Pytlak presents the biography and works of one of the most popular and outstanding Bulgarian writers of the middle-aged generation. Gospodinov, a poet, prose writer and literary scholar, according to postmodern poetics, does not ask about the borders of literary genres as much as he shifts them in order to tell the history of his own country, especially of the period after political transformation, within this unstable literary system. In this way, Gospodinov’s prose, enrooted in the Bulgarian region, appears to be exceptionally valid within the Polish environment because social mechanisms and their respective literary experiments are similar in both countries.

- Piotr Śliwiński on Piotr Sommer and Eugeniusz Tkaczyszyn-Dycki

Śliwiński looks for points of contact within the works of the two Polish poets, who have probably been the most often awarded ones over the past several years. They are both individualists who look for language which will enable them not only to describe their personal experience, but also collective experience of a community which tries to escape stereotypes and cultural clichés. The price they paid was high, but all in all, they have managed to avoid the trap of poetical opportunism. “You can say what you want everywhere, but it has hardly any value anywhere. On the background of this worthless freedom of speech, a poem constitutes an extraordinary centre of gravity, a valuable and a casual one.” Sommer and Dycki are poets who masterfully enhance this exceptionality of poetical Polish language.

- Grzegorz Jankowicz on Gerard Mannix Flynn

Mannix’s novel, Nothing to say and a play, James X, tell us about sexual violence in Irish schools and community homes run by the Church and catholic organizations. Flynn has proved that literature can successfully oppose institutional violence. He told the truth which contributed to stopping the repressive mechanism. Presently, as an independent councillor to the Dublin City Council, he fights for the execution of legal proceedings for all cases of sexual harassment involving clergymen and children.

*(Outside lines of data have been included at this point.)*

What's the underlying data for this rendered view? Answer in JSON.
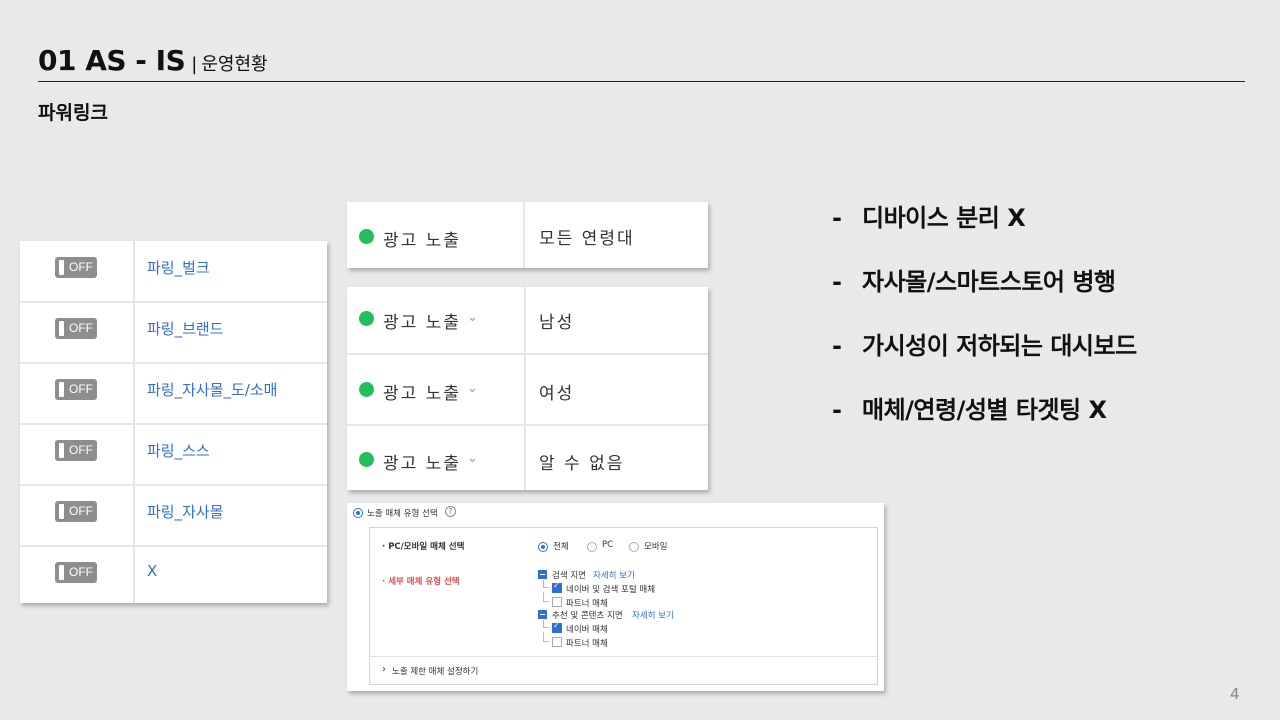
{
  "header": {
    "title": "01 AS - IS",
    "separator": "|",
    "subtitle": "운영현황"
  },
  "section_title": "파워링크",
  "toggles": {
    "off_label": "OFF",
    "items": [
      "파링_벌크",
      "파링_브랜드",
      "파링_자사몰_도/소매",
      "파링_스스",
      "파링_자사몰",
      "X"
    ]
  },
  "exposure_age": {
    "status": "광고 노출",
    "value": "모든 연령대"
  },
  "exposure_gender": {
    "rows": [
      {
        "status": "광고 노출",
        "value": "남성"
      },
      {
        "status": "광고 노출",
        "value": "여성"
      },
      {
        "status": "광고 노출",
        "value": "알 수 없음"
      }
    ]
  },
  "bullets": {
    "dash": "-",
    "items": [
      "디바이스 분리 X",
      "자사몰/스마트스토어 병행",
      "가시성이 저하되는 대시보드",
      "매체/연령/성별 타겟팅 X"
    ]
  },
  "settings": {
    "header": "노출 매체 유형 선택",
    "pc_mobile_label": "· PC/모바일 매체 선택",
    "pc_mobile_options": [
      "전체",
      "PC",
      "모바일"
    ],
    "detail_label": "· 세부 매체 유형 선택",
    "search_group": "검색 지면",
    "search_link": "자세히 보기",
    "search_children": [
      "네이버 및 검색 포털 매체",
      "파트너 매체"
    ],
    "recommend_group": "추천 및 콘텐츠 지면",
    "recommend_link": "자세히 보기",
    "recommend_children": [
      "네이버 매체",
      "파트너 매체"
    ],
    "exclude_label": "노출 제한 매체 설정하기"
  },
  "page_number": "4"
}
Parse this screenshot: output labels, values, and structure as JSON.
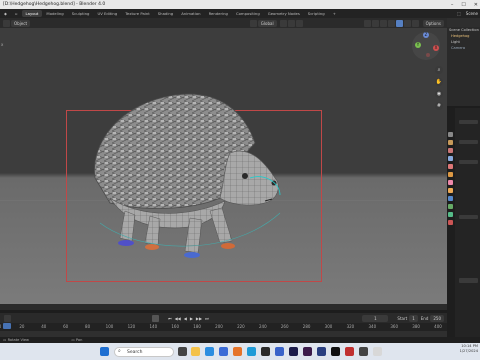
{
  "window": {
    "title": "[D:\\Hedgehog\\Hedgehog.blend] - Blender 4.0",
    "controls": [
      "–",
      "☐",
      "✕"
    ]
  },
  "workspaces": {
    "tabs": [
      "Layout",
      "Modeling",
      "Sculpting",
      "UV Editing",
      "Texture Paint",
      "Shading",
      "Animation",
      "Rendering",
      "Compositing",
      "Geometry Nodes",
      "Scripting",
      "+"
    ],
    "active": "Layout",
    "scene_label": "Scene"
  },
  "viewport_header": {
    "mode": "Object",
    "transform": "Global",
    "options": "Options",
    "overlay_label": "x"
  },
  "viewport": {
    "colors": {
      "camera_border": "#c04848",
      "background": "#3d3d3d",
      "floor": "#7b7b7b"
    }
  },
  "gizmo": {
    "x": "X",
    "y": "Y",
    "z": "Z"
  },
  "outliner": {
    "items": [
      "Scene Collection",
      "Hedgehog",
      "Light",
      "Camera"
    ]
  },
  "timeline": {
    "ruler_ticks": [
      "0",
      "20",
      "40",
      "60",
      "80",
      "100",
      "120",
      "140",
      "160",
      "180",
      "200",
      "220",
      "240",
      "260",
      "280",
      "300",
      "320",
      "340",
      "360",
      "380",
      "400",
      "420",
      "440",
      "460"
    ],
    "start_label": "Start",
    "start_value": "1",
    "end_label": "End",
    "end_value": "250",
    "current_frame": "1"
  },
  "status_bar": {
    "left": "Rotate View",
    "middle": "Pan"
  },
  "taskbar": {
    "search_placeholder": "Search",
    "time": "10:14 PM",
    "date": "1/27/2024"
  }
}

He will visit the Conrad Festival with his play, James X, which tells a story on one of the child-victims of cruel treatment.

- Marcin Żyła interviews Martin Pollack

The outstanding Austrian reporter, whose books describe Central and Eastern Europe, Galicia and the nations inhabiting this historical region, he also talks about his experience of living in a provincial town (where he has been living for many years now). He also discusses the European crisis, which he does not perceive as an economic breakdown. “We are focused on the economy. But hardly anyone mentions what Europe is supposed to be. Many years ago, when the myth of Central Europe was born, this was not an economic project. (...) I believe that we need to go back to the past, to talk about what happened. To build a European historical narrative. This is a real challenge.”

- Jan Balbierz on Orhan Pamuk’s The Museum of Innocence
The Turkish Nobel Prize winner wrote a novel entitled The Museum of Innocence about Kemal’s dark love for his cousin Fuzun. Years later, Pamuk established a museum under the very same name in Istanbul where objects connected with literary narrative can be found. Jan Balbierz describes this unique place and encourages us to visit it immediately because many objects that are stored there, objects we remember from our childhood, will soon become extinct species.